Alliances entre organisations internationales:
la sécurité

Julia Marton-Lefèvre

Julia Marton-Lefèvre, Directrice générale, Union mondiale pour la nature

Fille de réfugiés politiques hongrois, Julia Marton-Lefèvre a grandi aux États-Unis et a passé la majeure partie de sa vie d'adulte en France, où elle a élevé deux fils qui travaillent aujourd'hui dans le secteur public. Longtemps Directrice exécutive du Conseil international pour la science (CIUS), basé à Paris, elle est devenue par la suite Directrice exécutive de LEAD (Leadership for Environment and Development) International. En mai 2005, elle a été nommée rectrice de l'Université pour la paix, créée en 1980 par une résolution de l'Assemblée générale des Nations Unies. Le campus principal de l'UPEACE se trouve au Costa Rica.

UICN

Construire un dialogue sur la sécurité de l'environnement et le développement

Les thèmes du développement et de la sécurité sont de longue date étroitement liés mais les spécialistes des deux groupes se réunissent rarement. La nouvelle Directrice générale de l'Union mondiale pour la nature voudrait changer cet état de fait.

Pourquoi faites-vous de la paix et de la sécurité l'un des thèmes essentiels de vos quatre premières années à la tête de l'UICN, qui est après tout une organisation plutôt axée sur la conservation de l'environnement?

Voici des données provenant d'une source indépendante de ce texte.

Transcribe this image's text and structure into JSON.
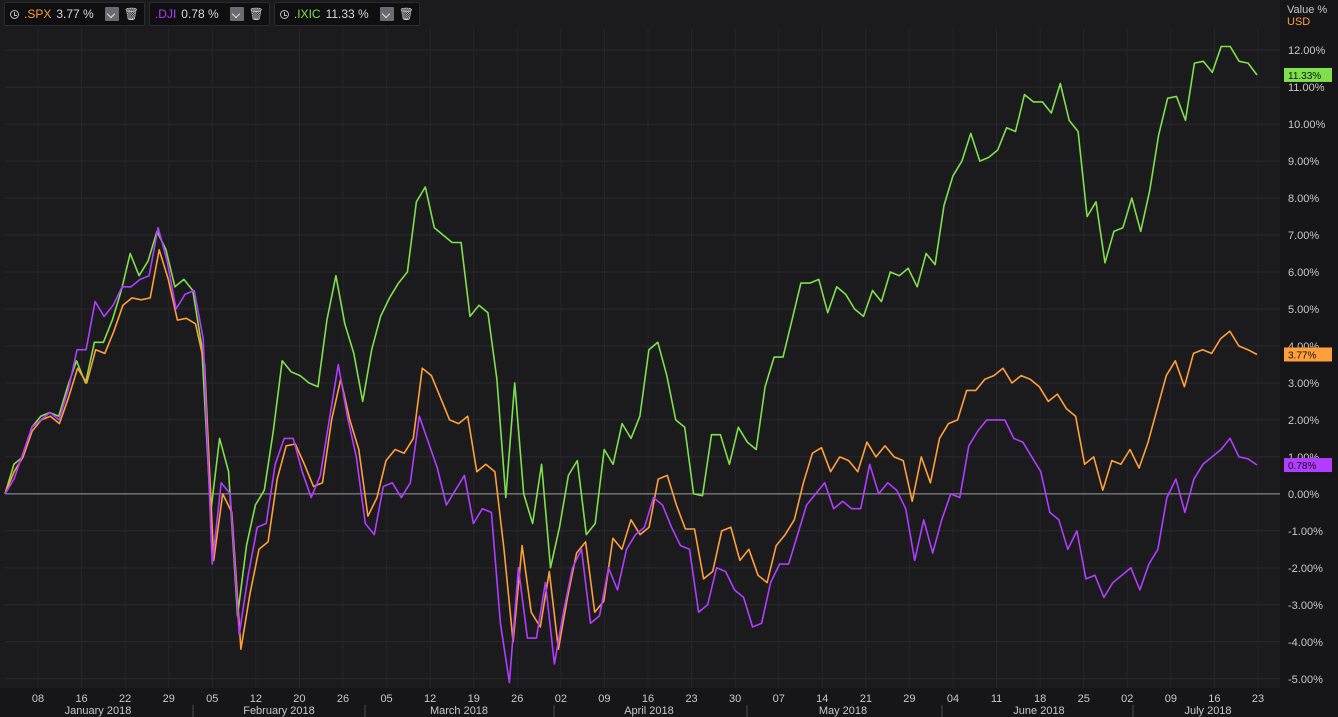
{
  "legend": [
    {
      "symbol": ".SPX",
      "value": "3.77 %",
      "color": "#ff9f3a"
    },
    {
      "symbol": ".DJI",
      "value": "0.78 %",
      "color": "#b23cff"
    },
    {
      "symbol": ".IXIC",
      "value": "11.33 %",
      "color": "#7fe04c"
    }
  ],
  "icons": {
    "clock": "clock-icon",
    "dropdown": "chevron-down-icon",
    "delete": "trash-icon"
  },
  "chart_data": {
    "type": "line",
    "yaxis_title": "Value %",
    "currency": "USD",
    "ylim": [
      -5.25,
      12.6
    ],
    "yticks": [
      "12.00%",
      "11.00%",
      "10.00%",
      "9.00%",
      "8.00%",
      "7.00%",
      "6.00%",
      "5.00%",
      "4.00%",
      "3.00%",
      "2.00%",
      "1.00%",
      "0.00%",
      "-1.00%",
      "-2.00%",
      "-3.00%",
      "-4.00%",
      "-5.00%"
    ],
    "ytick_values": [
      12,
      11,
      10,
      9,
      8,
      7,
      6,
      5,
      4,
      3,
      2,
      1,
      0,
      -1,
      -2,
      -3,
      -4,
      -5
    ],
    "grid": true,
    "x_day_labels": [
      "08",
      "16",
      "22",
      "29",
      "05",
      "12",
      "20",
      "26",
      "05",
      "12",
      "19",
      "26",
      "02",
      "09",
      "16",
      "23",
      "30",
      "07",
      "14",
      "21",
      "29",
      "04",
      "11",
      "18",
      "25",
      "02",
      "09",
      "16",
      "23"
    ],
    "month_labels": [
      "January 2018",
      "February 2018",
      "March 2018",
      "April 2018",
      "May 2018",
      "June 2018",
      "July 2018"
    ],
    "series": [
      {
        "name": ".IXIC",
        "color": "#7fe04c",
        "badge": "11.33%",
        "values": [
          0,
          0.8,
          1.0,
          1.8,
          2.1,
          2.2,
          2.1,
          2.9,
          3.6,
          3.0,
          4.1,
          4.1,
          4.7,
          5.5,
          6.5,
          5.9,
          6.3,
          7.1,
          6.6,
          5.6,
          5.8,
          5.5,
          4.0,
          -0.5,
          1.5,
          0.6,
          -3.3,
          -1.4,
          -0.3,
          0.1,
          1.7,
          3.6,
          3.3,
          3.2,
          3.0,
          2.9,
          4.7,
          5.9,
          4.6,
          3.8,
          2.5,
          3.9,
          4.8,
          5.3,
          5.7,
          6.0,
          7.9,
          8.3,
          7.2,
          7.0,
          6.8,
          6.8,
          4.8,
          5.1,
          4.9,
          3.1,
          -0.1,
          3.0,
          0.0,
          -0.8,
          0.8,
          -2.0,
          -0.9,
          0.5,
          0.9,
          -1.1,
          -0.8,
          1.2,
          0.8,
          1.9,
          1.5,
          2.1,
          3.9,
          4.1,
          3.2,
          2.0,
          1.8,
          0.0,
          -0.05,
          1.6,
          1.6,
          0.8,
          1.8,
          1.4,
          1.2,
          2.9,
          3.7,
          3.7,
          4.7,
          5.7,
          5.7,
          5.8,
          4.9,
          5.6,
          5.4,
          5.0,
          4.8,
          5.5,
          5.2,
          6.0,
          5.9,
          6.1,
          5.6,
          6.5,
          6.2,
          7.8,
          8.6,
          9.0,
          9.75,
          9.0,
          9.1,
          9.3,
          9.9,
          9.8,
          10.8,
          10.6,
          10.6,
          10.3,
          11.1,
          10.1,
          9.8,
          7.5,
          7.9,
          6.25,
          7.1,
          7.2,
          8.0,
          7.1,
          8.2,
          9.7,
          10.7,
          10.75,
          10.1,
          11.65,
          11.7,
          11.4,
          12.1,
          12.1,
          11.7,
          11.65,
          11.33
        ]
      },
      {
        "name": ".SPX",
        "color": "#ff9f3a",
        "badge": "3.77%",
        "values": [
          0,
          0.6,
          1.0,
          1.7,
          2.0,
          2.1,
          1.9,
          2.6,
          3.4,
          3.0,
          3.9,
          3.8,
          4.4,
          5.1,
          5.3,
          5.25,
          5.3,
          6.6,
          5.8,
          4.7,
          4.75,
          4.6,
          3.5,
          -1.8,
          0.0,
          -0.5,
          -4.2,
          -2.7,
          -1.5,
          -1.3,
          0.4,
          1.3,
          1.35,
          0.8,
          0.2,
          0.3,
          2.0,
          3.1,
          2.0,
          1.2,
          -0.6,
          -0.1,
          0.9,
          1.2,
          1.1,
          1.5,
          3.4,
          3.2,
          2.6,
          2.0,
          1.9,
          2.1,
          0.6,
          0.8,
          0.6,
          -1.5,
          -4.0,
          -1.4,
          -3.2,
          -3.6,
          -2.1,
          -4.2,
          -2.8,
          -1.6,
          -1.3,
          -3.2,
          -2.9,
          -1.2,
          -1.5,
          -0.7,
          -1.1,
          -0.9,
          0.4,
          0.5,
          -0.3,
          -0.95,
          -0.95,
          -2.3,
          -2.1,
          -1.0,
          -0.9,
          -1.8,
          -1.5,
          -2.2,
          -2.4,
          -1.4,
          -1.1,
          -0.7,
          0.3,
          1.1,
          1.25,
          0.6,
          1.0,
          0.9,
          0.6,
          1.4,
          1.0,
          1.3,
          1.0,
          0.9,
          -0.2,
          1.0,
          0.3,
          1.5,
          1.9,
          2.0,
          2.8,
          2.8,
          3.1,
          3.2,
          3.4,
          3.0,
          3.2,
          3.1,
          2.9,
          2.5,
          2.7,
          2.3,
          2.1,
          0.8,
          1.0,
          0.1,
          0.9,
          0.8,
          1.2,
          0.7,
          1.4,
          2.3,
          3.2,
          3.6,
          2.9,
          3.8,
          3.9,
          3.8,
          4.2,
          4.4,
          4.0,
          3.9,
          3.77
        ]
      },
      {
        "name": ".DJI",
        "color": "#b23cff",
        "badge": "0.78%",
        "values": [
          0,
          0.4,
          1.1,
          1.8,
          2.0,
          2.2,
          2.0,
          2.8,
          3.9,
          3.9,
          5.2,
          4.8,
          5.1,
          5.6,
          5.6,
          5.8,
          5.9,
          7.2,
          6.3,
          5.0,
          5.4,
          5.5,
          4.2,
          -1.9,
          0.3,
          0.0,
          -3.8,
          -2.2,
          -0.9,
          -0.8,
          0.8,
          1.5,
          1.5,
          0.6,
          -0.1,
          0.5,
          2.0,
          3.5,
          2.1,
          1.0,
          -0.8,
          -1.1,
          0.2,
          0.3,
          -0.1,
          0.3,
          2.1,
          1.4,
          0.7,
          -0.3,
          0.1,
          0.5,
          -0.8,
          -0.4,
          -0.5,
          -3.5,
          -5.1,
          -2.0,
          -3.9,
          -3.9,
          -2.4,
          -4.6,
          -3.2,
          -2.0,
          -1.5,
          -3.5,
          -3.3,
          -2.0,
          -2.6,
          -1.5,
          -1.1,
          -0.9,
          -0.1,
          -0.3,
          -0.9,
          -1.4,
          -1.5,
          -3.2,
          -3.0,
          -2.0,
          -2.1,
          -2.6,
          -2.8,
          -3.6,
          -3.5,
          -2.4,
          -1.9,
          -1.9,
          -1.1,
          -0.3,
          0.0,
          0.3,
          -0.4,
          -0.2,
          -0.4,
          -0.4,
          0.8,
          0.0,
          0.3,
          0.1,
          -0.4,
          -1.8,
          -0.7,
          -1.6,
          -0.7,
          0.0,
          -0.1,
          1.3,
          1.7,
          2.0,
          2.0,
          2.0,
          1.5,
          1.4,
          1.0,
          0.6,
          -0.5,
          -0.7,
          -1.5,
          -1.0,
          -2.3,
          -2.2,
          -2.8,
          -2.4,
          -2.2,
          -2.0,
          -2.6,
          -1.9,
          -1.5,
          -0.1,
          0.4,
          -0.5,
          0.4,
          0.8,
          1.0,
          1.2,
          1.5,
          1.0,
          0.95,
          0.78
        ]
      }
    ]
  }
}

Quand j'étais au Conseil international pour la science (CIUS) à Paris, je me suis particulièrement appliquée à encourager les scientifiques à dialoguer avec les sociologues sur la manière de concevoir et de mettre en oeuvre le développement durable. Lorsque j'ai travaillé en Thaïlande pour le Peace Corps américain, j'ai pu voir l'impact que le développement pouvait avoir sur un pays fragile. Il me semblait aussi évident que la conservation de l'environnement et la sécurité étaient étroitement liées. Par exemple, comment peut-on se contenter de parler d'approvisionner un village en eau salubre quand les femmes ont peur de sortir chercher de l'eau parce qu'elles risquent d'être violées par les milices qui veulent s'accaparer les ressources de la région? Quand j'ai été recrutée pour devenir rectrice de l'Université pour la paix au Costa Rica à partir de mai 2005, j'ai pensé que cet emploi était une occasion fantastique, non seulement en soi, mais également pour m'informer sur les problèmes de sécurité. Or, j'ai pu constater que les groupes qui s'occupent de développement durable et les spécialistes de la sécurité communiquent rarement entre eux.

Comment peut-on combler le fossé entre ces deux groupes, qui sont tous les deux importants dans la région genevoise?

À plusieurs occasions dans le passé, l'UICN a été un lieu d'échanges utiles sur des questions qui dépassent le cadre de la conservation: sur les barrages, sur le développement et la biodiversité, par exemple. Je pense que nous devons utiliser cette tribune mondiale pour trouver des moyens de vivre ensemble qui offrent davantage de sécurité à tous les membres de la communauté.

L'UICN est un lieu d'échange sur les problèmes de développement qui ne se limite pas à la seule conservation.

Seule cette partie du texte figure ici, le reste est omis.